# Which battery booster?



## RB22 (Jun 20, 2019)

I have just been shown a battery booster. This is the device that is supposed to start automobile engines on cold mornings. CNET reports that various boosters come in different sizes. Bigger engines need bigger boosters. How much of a booster would we want for a Versa? I doubt that I would need a booster that boasts 900 amperes. I have seen online a booster that produces only 50 amperes. Would that be enough for a Versa?


----------



## 1.8TTony (5 mo ago)

If your battery performance is effected by low/cold morning temperatures, you more than likely need to replace the battery. 

I mean, can you imagine dealerships selling brand new cars that won't start on cold mornings? 

I suggest buying a new battery with the highest CCA's which will fit in the Versa's battery compartment.

But if you must buy a battery booster, the one in the following link is the same one I have. I've used it to start everything from my jetski and motorcycle engines, to the giant 10 cylinder engine in my Viper truck. It's an "intelligent" booster in that it won't ever send more power than your cars electrical system can handle and it won't do any damage if it's accidentally connected backwards. And if a battery is infact bad, it will still let you start the engine, but it will also give you a beeping alert to inform you that the battery is defective. 
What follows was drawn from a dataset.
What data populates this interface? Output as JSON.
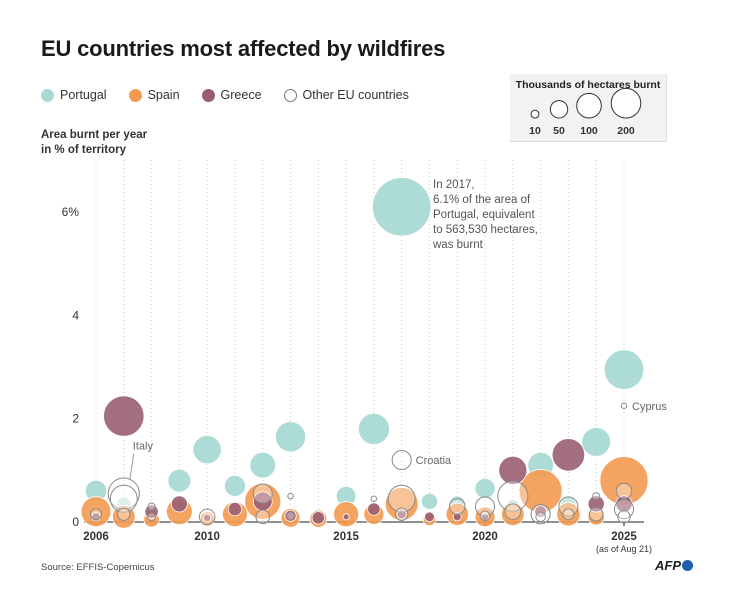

Car Auto Battery Jump Starter Portable 2000A Charger 20000mAh | eBay


Find many great new & used options and get the best deals for Car Auto Battery Jump Starter Portable 2000A Charger 20000mAh at the best online prices at eBay! Free shipping for many products!



www.ebay.com


----------



## RB22 (Jun 20, 2019)

1.8TTony said:


> If your battery performance is effected by low/cold morning temperatures, you more than likely need to replace the battery.
> 
> I mean, can you imagine dealerships selling brand new cars that won't start on cold mornings?
> 
> ...



Thanks. I had not seen that brand yet.


----------



## VStar650CL (Nov 12, 2020)

1.8TTony said:


> But if you must buy a battery booster, the one in the following link is the same one I have. I've used it to start everything from my jetski and motorcycle engines, to the giant 10 cylinder engine in my Viper truck. It's an "intelligent" booster in that it won't ever send more power than your cars electrical system can handle and it won't do any damage if it's accidentally connected backwards. And if a battery is infact bad, it will still let you start the engine, but it will also give you a beeping alert to inform you that the battery is defective.


One of my customers has that one's little brother from E-Power (12.8K mAH) and he really likes it. Good quality and no back-charging issues post-startup like some other LiPo jump packs. He uses it as a porta-pack for his cellphone, too. Good stuff.


----------



## 1.8TTony (5 mo ago)

VStar650CL said:


> He uses it as a porta-pack for his cellphone, too.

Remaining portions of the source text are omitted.